Talvez até comesse o que lhe fora dado, às vezes até de má fé. Uma coisa, porém, o impedia – havia duas bocas em casa – também famintas. O efeito cascata que esse alimento iria produzir o fazia guardar essa meia dúzia de pasteis velhos (de ontem), para levá-los mais tarde, após seu “expediente”. E esse mendigo mirim era fiel ao que se propusera fazer – sustentar sua mãe, para que seu irmãozinho recém nascido tivesse o leite necessário para sobreviver até que sua mãe tivesse forças para voltar ao seu posto de catadora de papéis.

Se permanecesse na rua durante o período de almoço e descanso dos homens e mulheres que tinham um trabalho regular e nobre, talvez tivesse mais sorte em conseguir alguma coisa mais substancial e com maior fartura que esses minguados pastéis secos.

O fato de ele ter somente sete anos de idade e ser mendigo, não queria dizer que não tivesse responsabilidades. Levava muito a sério o seu ofício. Afinal, era o único na família que poderia prover o sustento da mãe e do pequenino Pedrinho, seu irmão. Seu pai estava na cadeia, não porque fosse bandido. Caio até achava que ele era um homem bom. Seu pai estava atrás das grades, já fazia mais de mês, porque, depois de andar durante todo o dia por todos os cantos da cidade procurando sua sobrevivência e a da sua família, mas não achou quem lhe desse algum alimento e, muito menos achou algum trabalho, com cujo produto, pudesse comprar alimento para a mãe dele. A polícia prendeu-o, a pedido do dono do restaurante, por um fato que seu pai, na sua ingenuidade, achou questão de sobrevivência. Quando, desanimado e faminto, passou diante do restaurante na sua ida para casa, de mãos vazias, viu em cima do balcão uns frangos assados, que o dono do restaurante colocou ali para chamar a atenção do comprador. Entrou no meio dos demais usuários e achou um jeito de meter um daqueles frangos no velho saco de ráfia que sempre levava consigo, já que não tinha dinheiro para comprar nada. Foi esse o crime dele, da mulher e dos filhos: estômago roncando.

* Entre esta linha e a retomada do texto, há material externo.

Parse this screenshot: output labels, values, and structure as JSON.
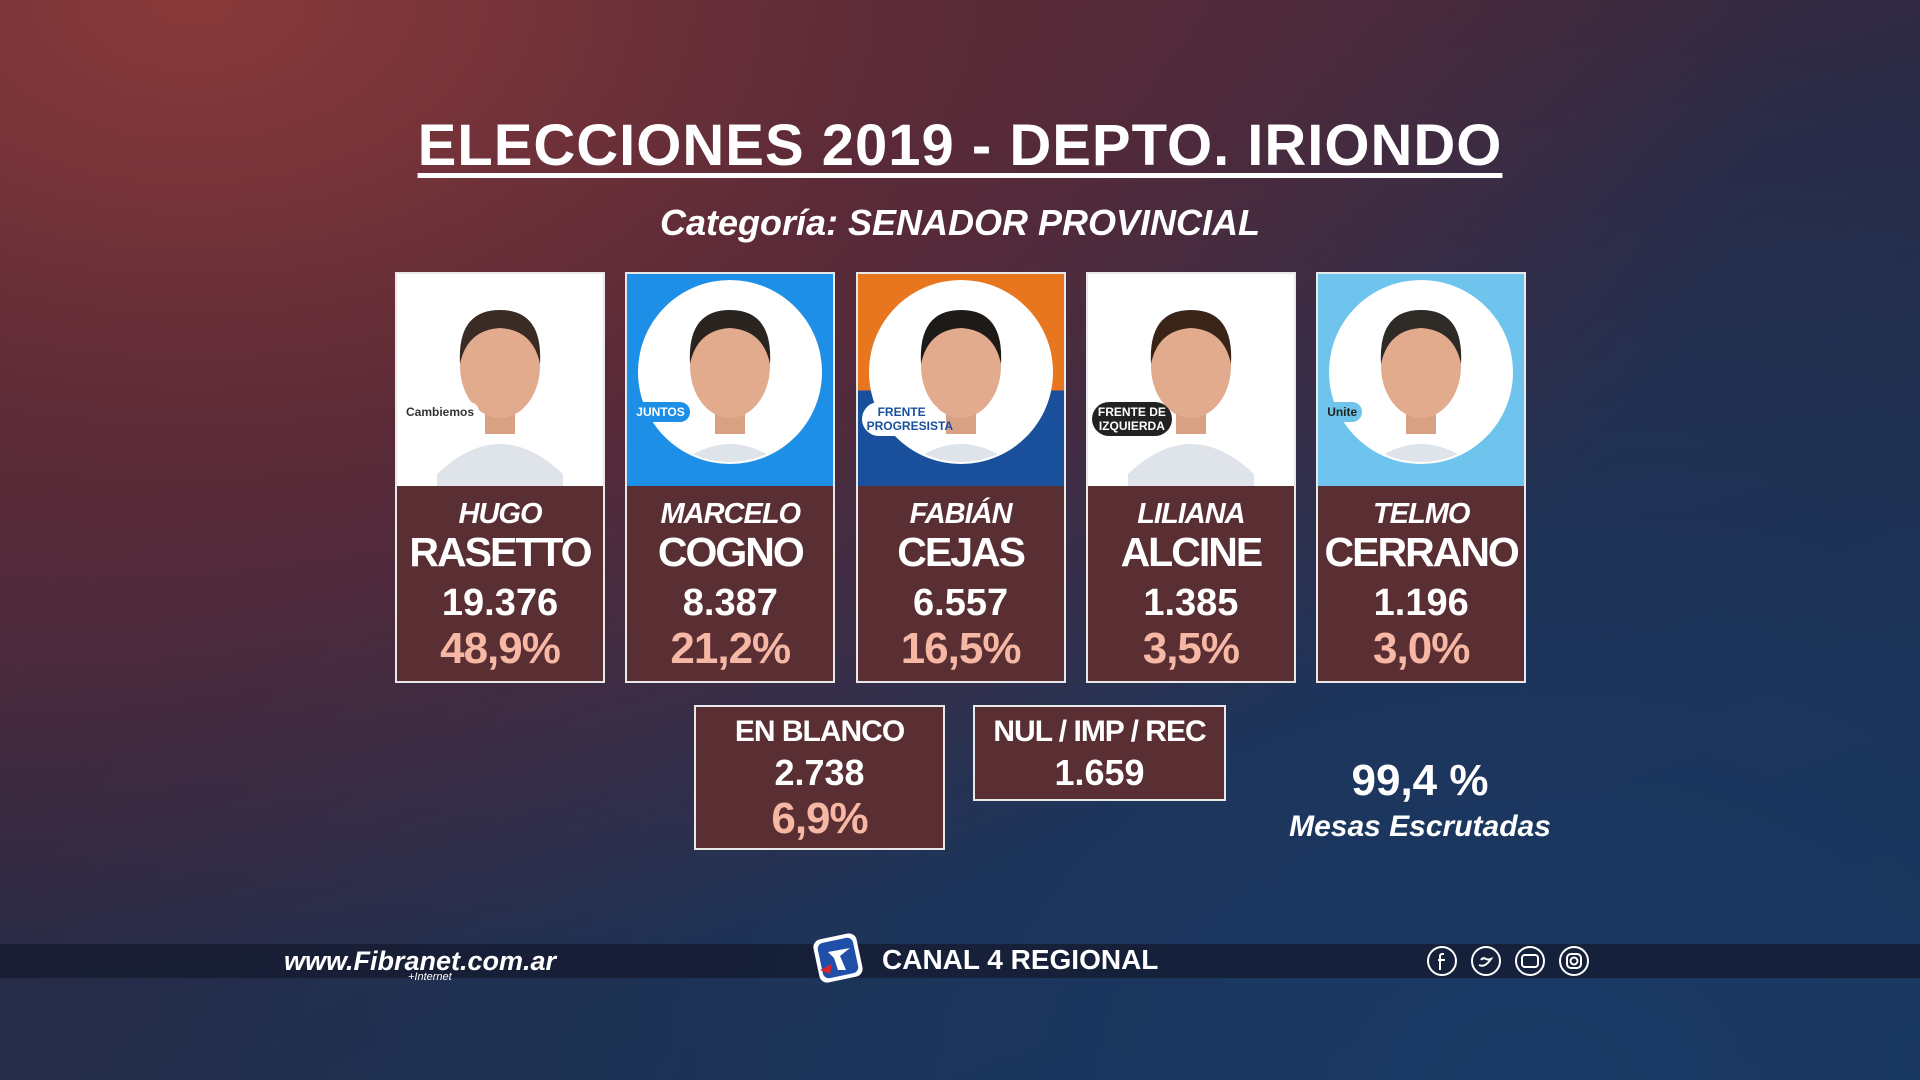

Por isso Caio não podia cometer o mesmo deslize: roubar. Na sua mente infantil construía seus medos: quem iria trazer alimento para casa, se ele também fosse preso? Mas, era hora de meio dia e teve que ir para casa com seu minguado quinhão. Deixaria todos os pastéis para sua mãe. Ele tinha a sorte de ter, de tarde na escola, a merenda escolar com que mataria sua fome. Mais algumas horas de fome não o iriam matar, pensava.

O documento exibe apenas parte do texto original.